Question:
Let $\mu:\mathbb C\to \mathbb C$ be a $C^\infty$ function satisfying $|\mu|\le 1$.
Let us furthermore assume that the function $\mu$ never takes the value $-1$.
Does there exist a $C^\infty$ function
$f:\mathbb C\to \mathbb C$ such that $\frac{\,\partial f/\partial \bar z\,}{\partial f/\partial z}=\mu$ ?
(and $\scriptstyle\partial f/\partial z$ everywhere non-zero)
Note that $f$ is by no means expected to be a homeomorphism. For example, if $\mu\equiv 1$, then a general solution is of the form projection $\mathbb C\to\mathbb R:z\mapsto Re(z)$ followed by any embedding $\mathbb R\to\mathbb C$.

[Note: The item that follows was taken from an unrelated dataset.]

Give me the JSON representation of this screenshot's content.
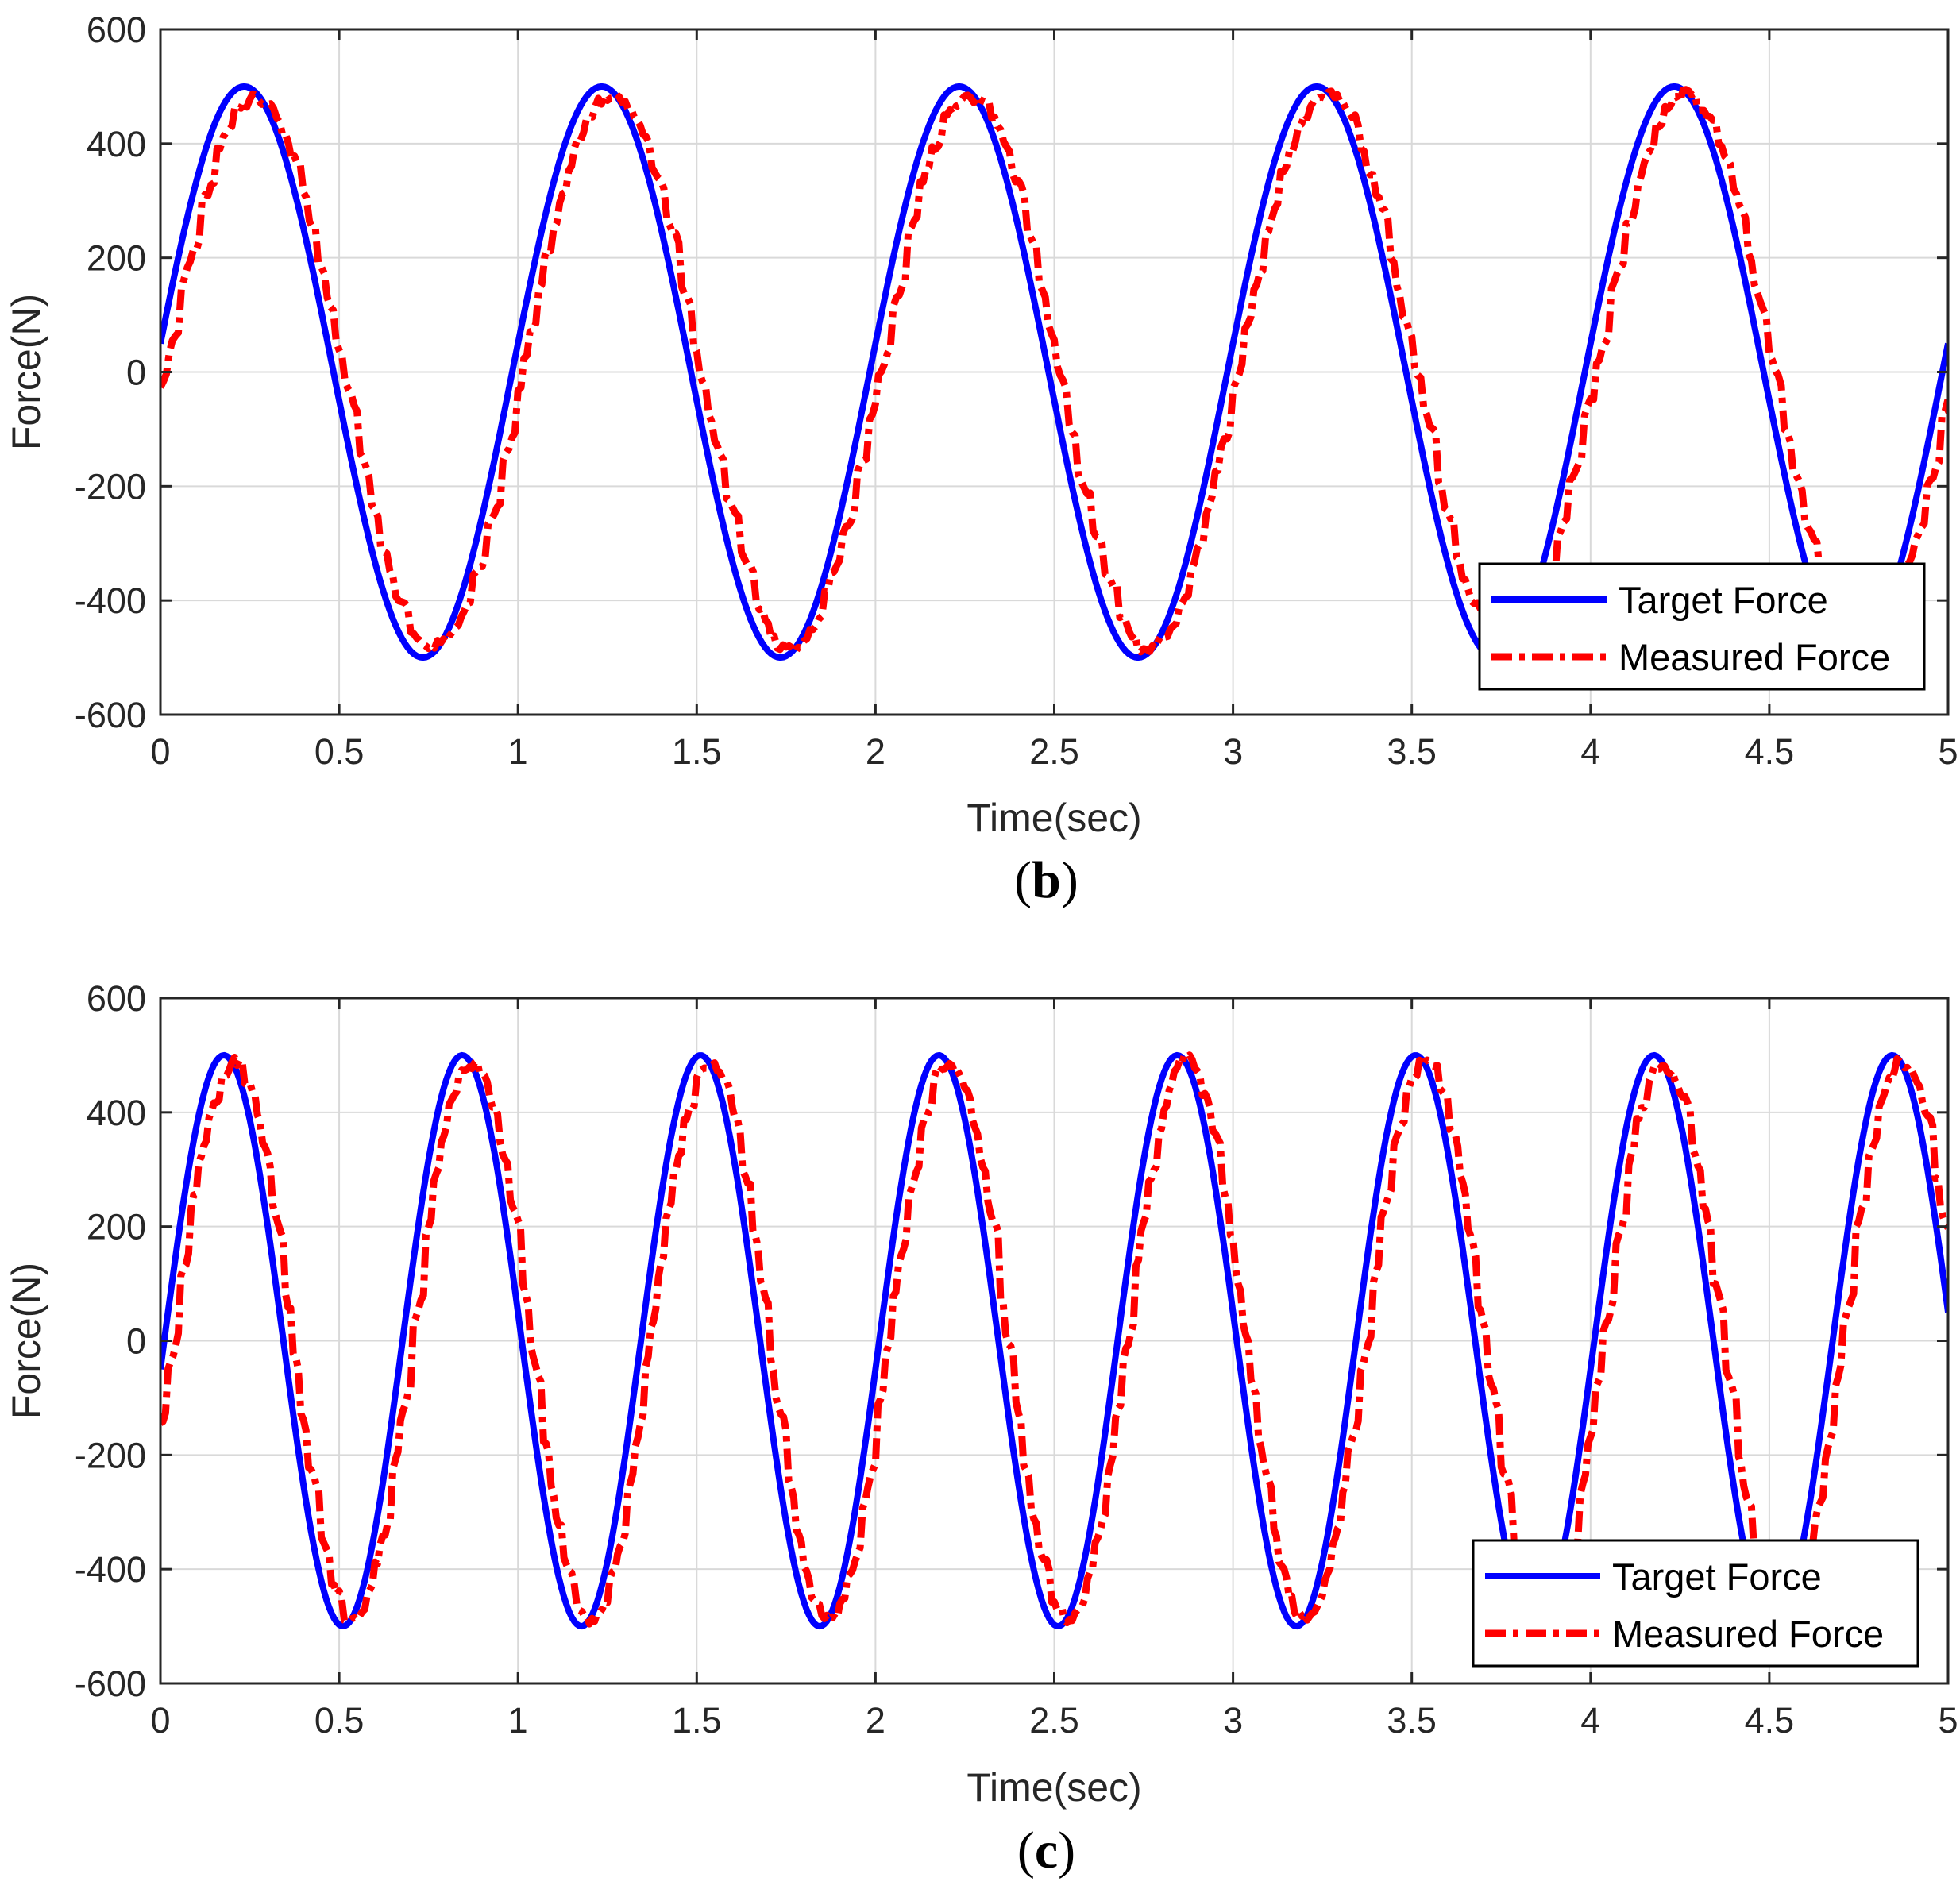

The special case $|\mu|<1$ is the usual Beltrami equation.
More generally, on which domains $U\subset\mathbb C$ can one guarantee that a solution exists?
[The exact problem I care about is defined on the strip $U=\{z\in\mathbb C:0\le Im(z)\le 1\}$, and the function $f$ is furthermore required to be periodic: $f(z)=f(z+1)$.]
Equivalent formulation:
Let $\nu:\mathbb C\to \mathbb C$ be a $C^\infty$ function satisfying $Im(\nu)\ge0$.
$\exists$? $f:\mathbb C\to \mathbb C$ such that $\frac{\,\partial f/\partial y\,}{\partial f/\partial x}=\nu$ ?
(and $\scriptstyle\partial f/\partial x$ everywhere non-zero)
(The two formulations are equivalent via the transformations $\mu=\frac{1+i\nu}{1-i\nu}$ and $\nu=i\frac{1-\mu}{1+\mu}$, which are a version of the Cayley transform. These transformations map $\nu$ in the closed upper half plane to $\mu$ in the closed unit disc minus $-1$.)
Partial result (positive solution in the completely degenerate case):
When $\nu$ is real, equivalently when $|\mu|=1$, then the problem admits a positive solution.
In that case, the vector field $\partial_y-\nu\partial_x$ defines a foliation of $\mathbb C$. That vector field is never horizontal, so all the leaves of the foliation are closed (diffeomorphic to $\mathbb R$). Any function $f:\mathbb C\to\mathbb C$ which is constant on the leaves (i.e., which factors through the 1-dimensional leaf space) is then a solution of the degenerate Beltrami equation $\frac{\,\partial f/\partial y\,}{\partial f/\partial x}=\nu$.
Note that, unlike the leaf space of a general foliation of $\mathbb C$, the leaf space of this specific foliation is a manifold (by which I mean a second-countable possibly non-Hausdorff manifold), and can thus be immersed into $\mathbb C$. That's where the crucial condition $\mu\not=1$ gets used.